A more generic file extension remover would look like this...

function chopExtension($filename) {
    return pathinfo($filename, PATHINFO_FILENAME);
}

var_dump(chopExtension('bob.php')); // string(3) "bob"
var_dump(chopExtension('bob.i.have.dots.zip')); // string(15) "bob.i.have.dots"

Using standard string library functions is much quicker, as you'd expect.

function chopExtension($filename) {
    return substr($filename, 0, strrpos($filename, '.'));
}

When you want your include to know what file it is in (ie. what script name was actually requested), use:

basename($_SERVER["SCRIPT_FILENAME"], '.php')

Because when you are writing to a file you usually know its name.

Edit: As noted by Alec Teal, if you use symlinks it will show the symlink name instead.

See http://php.net/manual/en/function.pathinfo.php

pathinfo(__FILE__, PATHINFO_FILENAME);

Here is the difference between basename(__FILE__, ".php") and basename($_SERVER['REQUEST_URI'], ".php").

basename(__FILE__, ".php") shows the name of the file where this code is included - It means that if you include this code in header.php and current page is index.php, it will return header not index.

basename($_SERVER["REQUEST_URI"], ".php") - If you use include this code in header.php and current page is index.php, it will return index not header.

This might help:

basename($_SERVER['PHP_SELF'])

it will work even if you are using include.

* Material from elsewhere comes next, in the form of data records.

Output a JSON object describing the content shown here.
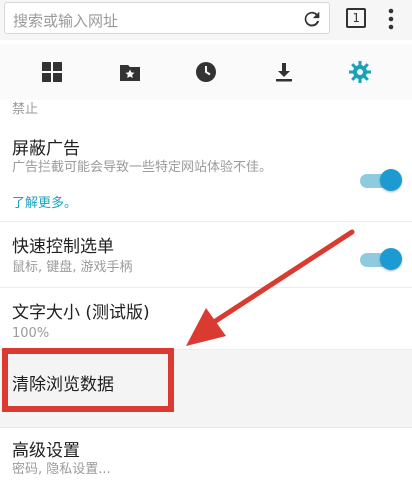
{
  "toolbar": {
    "search_placeholder": "搜索或输入网址",
    "tab_count": "1"
  },
  "icons": {
    "reload": "reload-icon",
    "tabs": "tab-count-icon",
    "menu": "overflow-menu-icon",
    "top_sites": "grid-icon",
    "bookmarks": "bookmark-star-icon",
    "history": "clock-icon",
    "downloads": "download-icon",
    "settings": "gear-icon"
  },
  "colors": {
    "accent": "#1aa3b8",
    "toggle_on": "#1b9bd1",
    "highlight": "#d93b30"
  },
  "settings": {
    "fragment_text": "禁止",
    "items": [
      {
        "title": "屏蔽广告",
        "subtitle": "广告拦截可能会导致一些特定网站体验不佳。",
        "link": "了解更多。",
        "toggle": true
      },
      {
        "title": "快速控制选单",
        "subtitle": "鼠标, 键盘, 游戏手柄",
        "toggle": true
      },
      {
        "title": "文字大小 (测试版)",
        "subtitle": "100%"
      },
      {
        "title": "清除浏览数据"
      },
      {
        "title": "高级设置",
        "subtitle": "密码, 隐私设置..."
      }
    ]
  }
}
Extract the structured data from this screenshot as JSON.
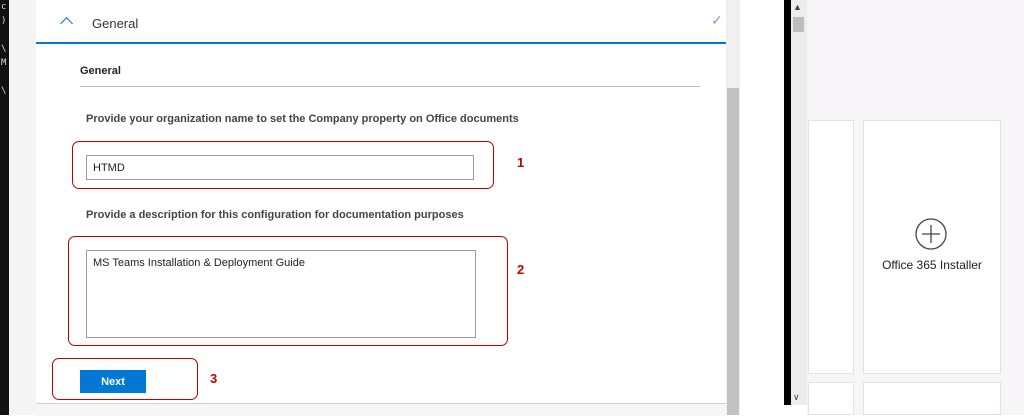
{
  "terminal": {
    "lines": [
      "c",
      ")",
      "",
      "\\",
      "M",
      "",
      "\\"
    ]
  },
  "panel": {
    "header_title": "General",
    "section_title": "General",
    "org_question": "Provide your organization name to set the Company property on Office documents",
    "org_value": "HTMD",
    "desc_question": "Provide a description for this configuration for documentation purposes",
    "desc_value": "MS Teams Installation & Deployment Guide",
    "next_label": "Next"
  },
  "annotations": {
    "one": "1",
    "two": "2",
    "three": "3"
  },
  "right": {
    "tile_label": "Office 365 Installer",
    "tile_icon": "plus-circle-icon"
  },
  "colors": {
    "accent": "#0078d4",
    "annotation": "#c00000"
  }
}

alex's answer is correct but you could also do this without regular expressions like so:

str_replace(".php", "", basename($_SERVER["SCRIPT_NAME"]));

Here is a list what I've found recently searching an answer:

//self name with file extension
echo basename(__FILE__) . '<br>';
//self name without file extension
echo basename(__FILE__, '.php') . '<br>';
//self full url with file extension
echo __FILE__ . '<br>';

//parent file parent folder name
echo basename($_SERVER["REQUEST_URI"]) . '<br>';
//parent file parent folder name with //s
echo $_SERVER["REQUEST_URI"] . '<br>';

// parent file name without file extension
echo basename($_SERVER['PHP_SELF'], ".php") . '<br>';
// parent file name with file extension
echo basename($_SERVER['PHP_SELF']) . '<br>';
// parent file relative url with file etension
echo $_SERVER['PHP_SELF'] . '<br>';

// parent file name without file extension
echo basename($_SERVER["SCRIPT_FILENAME"], '.php') . '<br>';
// parent file name with file extension
echo basename($_SERVER["SCRIPT_FILENAME"]) . '<br>';
// parent file full url with file extension
echo $_SERVER["SCRIPT_FILENAME"] . '<br>';

//self name without file extension
echo pathinfo(__FILE__, PATHINFO_FILENAME) . '<br>';
//self file extension
echo pathinfo(__FILE__, PATHINFO_EXTENSION) . '<br>';

// parent file name with file extension
echo basename($_SERVER['SCRIPT_NAME']);

Don't forget to remove :)

<br>

you can also use this:

echo $pageName = basename($_SERVER['SCRIPT_NAME']);

A more general way would be using pathinfo(). Since Version 5.2 it supports PATHINFO_FILENAME.

So

pathinfo(__FILE__,PATHINFO_FILENAME)

will also do what you need.

$argv[0]

I've found it much simpler to use $argv[0]. The name of the executing script is always the first element in the $argv array. Unlike all other methods suggested in other answers, this method does not require the use of basename() to remove the directory tree. For example:

• echo __FILE__; returns something like /my/directory/path/my_script.php

• echo $argv[0]; returns my_script.php

This works for me, even when run inside an included PHP file, and you want the filename of the current php file running:

$currentPage= $_SERVER["SCRIPT_NAME"];
$currentPage = substr($currentPage, 1);
echo $currentPage;

Result:

index.php

Try This

$current_file_name = $_SERVER['PHP_SELF'];
echo $current_file_name;

Try this

$file = basename($_SERVER['PATH_INFO']);//Filename requested

$filename = "jquery.js.php";
$ext = pathinfo($filename, PATHINFO_EXTENSION);//will output: php
$file_basename = pathinfo($filename, PATHINFO_FILENAME);//will output: jquery.js

__FILE__ use examples based on localhost server results:

echo __FILE__;
// C:\LocalServer\www\templates\page.php

echo strrchr( __FILE__ , '\\' );
// \page.php

echo substr( strrchr( __FILE__ , '\\' ), 1);
// page.php

echo basename(__FILE__, '.php');
// page

As some said basename($_SERVER["SCRIPT_FILENAME"], '.php') and basename( __FILE__, '.php') are good ways to test this.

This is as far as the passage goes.